The structured output schema returns machine-parseable results from every verify agent. No regex parsing of natural language. No “let me summarize my findings” that might miss details. Just a typed verdict that pipes straight into the report.

And because the engine is runtime-agnostic, this works with any backend — Claude, Codex, Gemini, or any other model API. Same pipeline, different backend.

The Pipeline, End to End

Step 1 — Research Agent

One multi-turn session. Reads code, maps attack surface, crafts payloads, launches attacks, writes a PoC for every finding.

Step 2 — Strip Context

Extract only PoC code and file path from each finding. Discard reasoning, attack narrative, and confidence scores.

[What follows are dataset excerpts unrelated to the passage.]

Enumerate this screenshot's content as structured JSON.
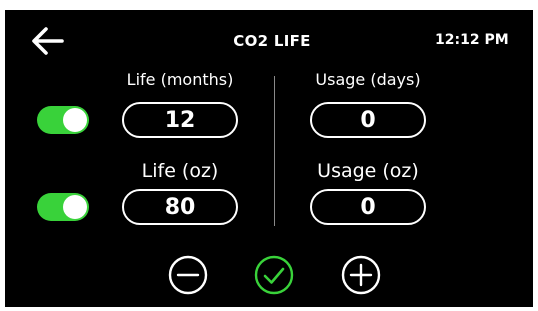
{
  "header": {
    "title": "CO2 LIFE",
    "time": "12:12 PM",
    "back_icon": "arrow-left-icon"
  },
  "left": {
    "life_months": {
      "label": "Life (months)",
      "value": "12",
      "toggle_on": true
    },
    "life_oz": {
      "label": "Life (oz)",
      "value": "80",
      "toggle_on": true
    }
  },
  "right": {
    "usage_days": {
      "label": "Usage (days)",
      "value": "0"
    },
    "usage_oz": {
      "label": "Usage (oz)",
      "value": "0"
    }
  },
  "controls": {
    "decrease_icon": "minus-circle-icon",
    "confirm_icon": "check-circle-icon",
    "increase_icon": "plus-circle-icon"
  },
  "colors": {
    "background": "#000000",
    "text": "#ffffff",
    "accent_green": "#39d23a",
    "divider": "#8a8a8a"
  }
}
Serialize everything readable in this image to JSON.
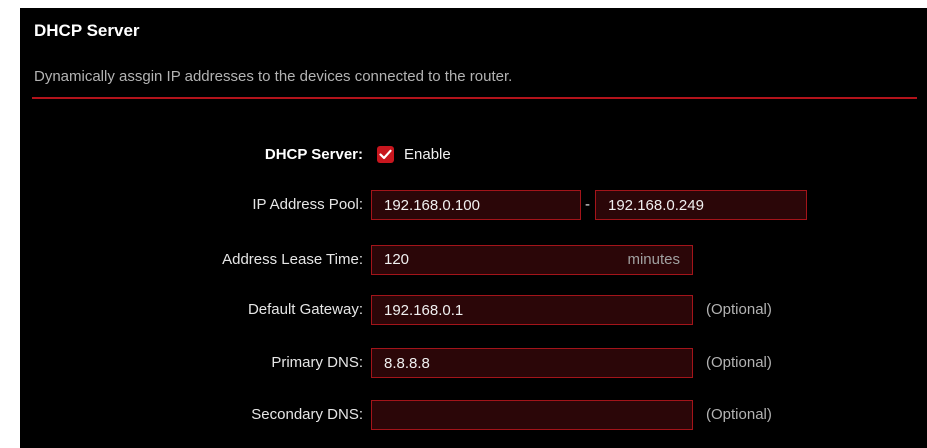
{
  "section": {
    "title": "DHCP Server",
    "description": "Dynamically assgin IP addresses to the devices connected to the router."
  },
  "form": {
    "dhcp_server": {
      "label": "DHCP Server:",
      "checked": true,
      "checkbox_label": "Enable",
      "check_color": "#c8161e"
    },
    "ip_pool": {
      "label": "IP Address Pool:",
      "start": "192.168.0.100",
      "separator": "-",
      "end": "192.168.0.249"
    },
    "lease_time": {
      "label": "Address Lease Time:",
      "value": "120",
      "unit": "minutes"
    },
    "gateway": {
      "label": "Default Gateway:",
      "value": "192.168.0.1",
      "note": "(Optional)"
    },
    "primary_dns": {
      "label": "Primary DNS:",
      "value": "8.8.8.8",
      "note": "(Optional)"
    },
    "secondary_dns": {
      "label": "Secondary DNS:",
      "value": "",
      "note": "(Optional)"
    }
  },
  "colors": {
    "accent": "#b3131b",
    "field_bg": "#2b0608",
    "panel_bg": "#000000"
  },
  "icons": {
    "checkbox": "checkmark-icon"
  }
}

Step 3 — Verify Agents (Parallel)

N agents spin up simultaneously. Each receives one PoC and one file. Independently traces data flow and confirms or rejects.

Step 4 — Report Generation

Only confirmed findings appear. SARIF for GitHub, markdown and JSON with full evidence chains.

Why This Matters

False positives are not just annoying — they are actively harmful.

Every false positive erodes trust in the tool. After the third “critical” finding that turns out to be nothing, developers stop looking at the reports. The real vulnerability that comes next gets ignored because the signal-to-noise ratio trained them to ignore it.

Blind verification does not just reduce false positives. It makes every confirmed finding trustworthy. When the engine reports a vulnerability, it means two independent AI agents — one attacking, one verifying — both agree it is real. The verify agent has traced the data flow from source to sink and confirmed the PoC works. That is a finding worth acting on.

It is the same principle that makes peer review work in science. The same principle behind adversarial testing. The same principle behind separation of duties in security. The person who writes the check does not approve the check.

The Bottom Line

Blind verification is built into the engine. It runs automatically on every audit. The research agent finds what it finds. The verify agents kill what does not hold up. Only the real findings survive.